This view down Magnolia Avenue at the Anna Maria Island Community Center may change if a cell tower is approved by the city for center property. Islander Photo: Rick Catlin
Anna Maria Island Community Center board members, at their Feb. 27 meeting, maintained the center’s goal of being approved for a cellular communications tower.
Three locations within Anna Maria are vying to be a location for a tower proposal that still has many obstacles to overcome.
Board member Randy Langely sought approval last month from the board to enter into a contract with a tower developer.
He announced to the board Feb. 27 a cell tower lease with a provider has been signed, but still must be approved by the city of Anna Maria. Langely asked the board for authorization to present the lease to the city commission.
In January, AMICC signed a contract with a cell tower builder. However, the city is still revising its cell tower ordinance.
The contracts, he said, are contingent on whether or not the center is chosen by the city as a location. To date, no building permit application has been filed by the cell tower contractor.
City commissioners ultimately will have the final say in where a tower is located. In the meantime, the center is moving forward with contracts in place should they be chosen as an acceptable location.
Also, AMICC executive director Pierrette Kelly discussed plans for a busy fundraising month for the center.
“March is kind of a special month for us and we are on the edge of it,” said Kelly. “We have lots of things that are coming together.”

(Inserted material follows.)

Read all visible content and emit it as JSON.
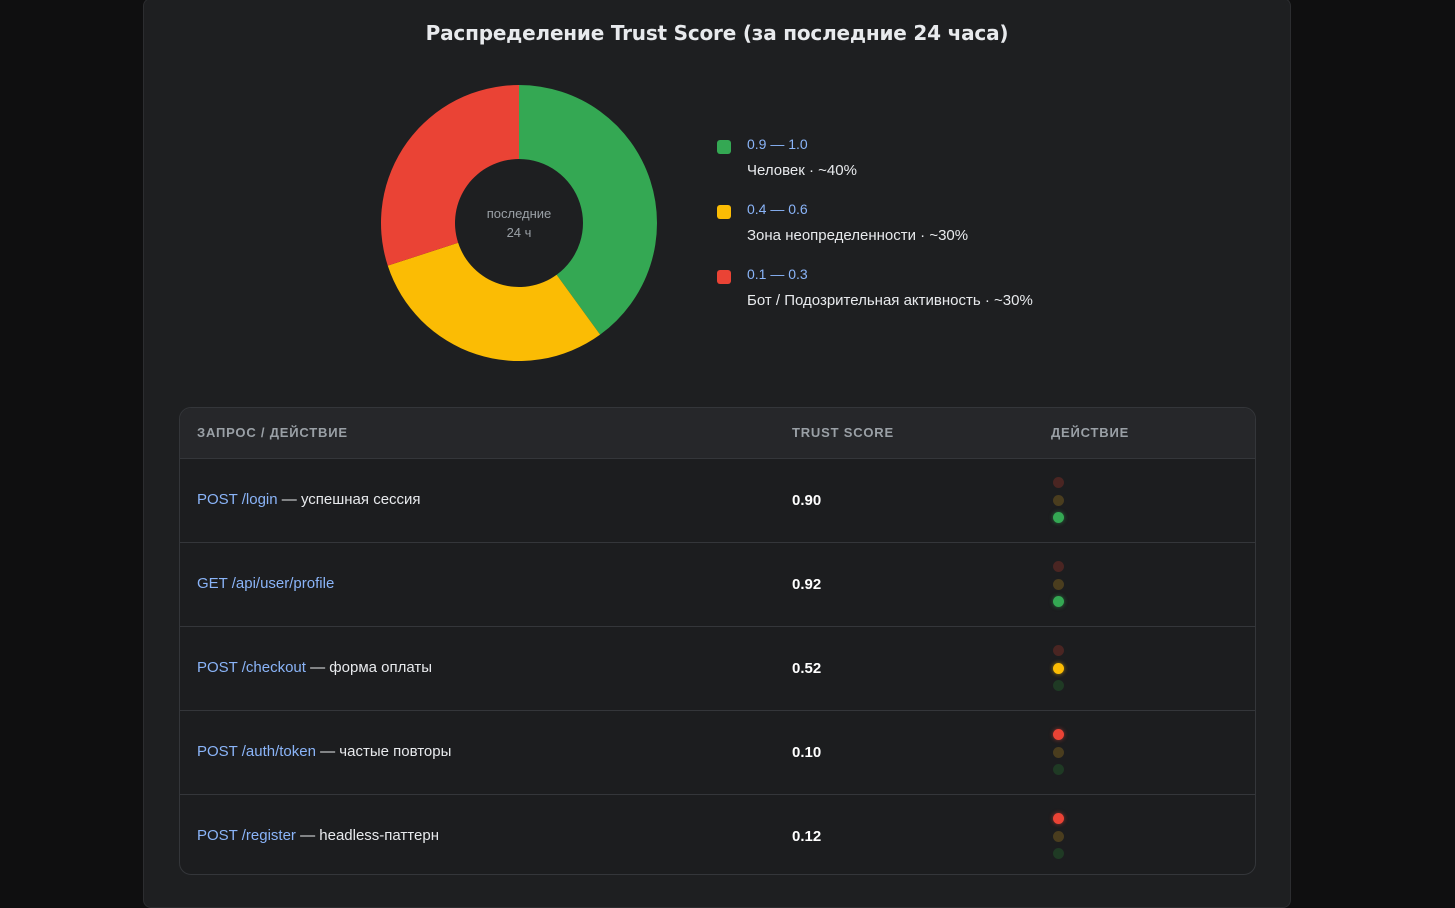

Kelly said the center will participate in the Giving Partner project, a 36-hour fundraising challenge sponsored by four local foundations with the goal to raise $500,000. Kelly said the center is one of a few local nonprofits to be selected as a participant.
Giving Partner is an inaugural event, and expectations of how much can be raised is unknown, but Kelly said each dollar donated to the center is matched during the challenge.
The challenge begins at 6 a.m. Tuesday, March 27, and a leaderboard will be visible at www.thegivingpartner.org to track donations to individual nonprofits.
Other fundraisers include the March 17 Tour of Homes and the March 26 Affaire to Remember, the annual dinner-auction event.
Rates rise for adult players
Board member Scott Rudacille said an immediate goal is to place adult fees for sports programs in line with other center programs by increasing fees to non-members.
Rudacille said members of the center will continue to pay $75, but nonmembers will pay from $100-$115.
We are not trying to gouge anyone,” said Rudacille. “Every program we do offer has nonmember and member fees. We are trying to encourage nonmembers to become members.”
Rudacille said when adult sports programs started more than two years ago, “We had no idea how popular it would be, so we started a flat fee to get the leagues going. Now that they are going, all of the adult programs should be in line with all of our other programs.”
Rudacille said the sports programs do not make money.
“So I don’t want to give the wrong impression,” he said. “The $75 we charge to members barely covers the costs of uniforms, referees, grounds and utilities.”
The cost to join the center is $50 a year. Members then pay fees to participate in programs and, Rudacille said, it’s only fair for nonmembers to pay a higher fee now that the leagues are established.
Also, board chair Greg Ross reported the board is paying down its mortgage principal by paying more than the required $8,500 per month payment.
“The importance of it is to reduce the debt as quickly as possible, and put these funds back into the program to better serve the community,” said Ross.